Cable giant Tele-Communications Incorporated is out to stall Pacific Bell's cable television trial in San Jose, California, contending that the telephone company is taking unfair advantage of a lack of government regulation to gain a foothold in the market.
TCI filed a motion Friday with the Federal Communications Commission, asking the agency to delay the test until the Baby Bell either signs a formal agreement with the City of San Jose or receives certification as an open video system, or OVS, as decreed by the Telecommunications Act signed in February. The FCC has not yet finalized rules on OVS certification but expects to issue a preliminary order this month.

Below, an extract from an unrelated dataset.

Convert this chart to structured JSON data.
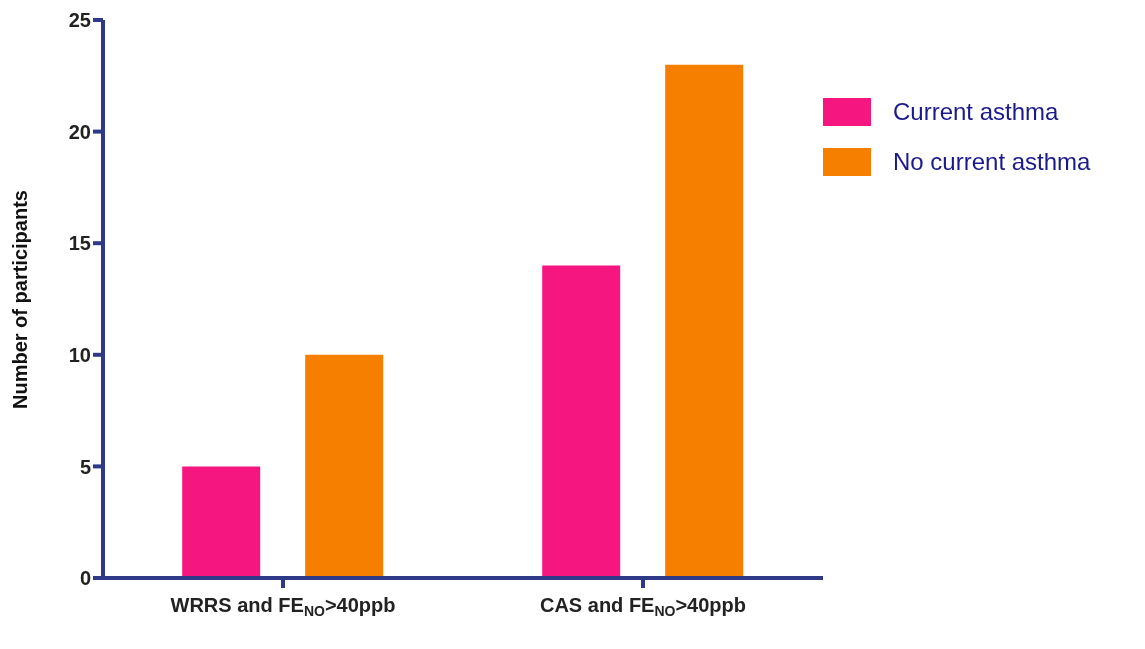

FCC cable services bureau spokesman Morgan Broman wouldn't comment on the TCI-Pac Bell case but said it isn't the first of its kind. "Anywhere there's been a phone company getting into video, the local cable company has challenged in some way," Broman said.
Pac Bell called TCI's motion is "an anxious attempt" to thwart competition.
The Baby Bell is still in negotiations with San Jose for rights to a citywide cable franchise, but in the meantime continues to test a 50-channel system in over 1,000 homes, while adding about 50 new customers a day, according to Steve Harris, external affairs vice president for Pacific Bell Video Services. Harris said the company had no plans to put a ceiling on the number of users in the trial, citing the need to "prove that the system is industrial strength. We've told the FCC we could go up to several thousand customers."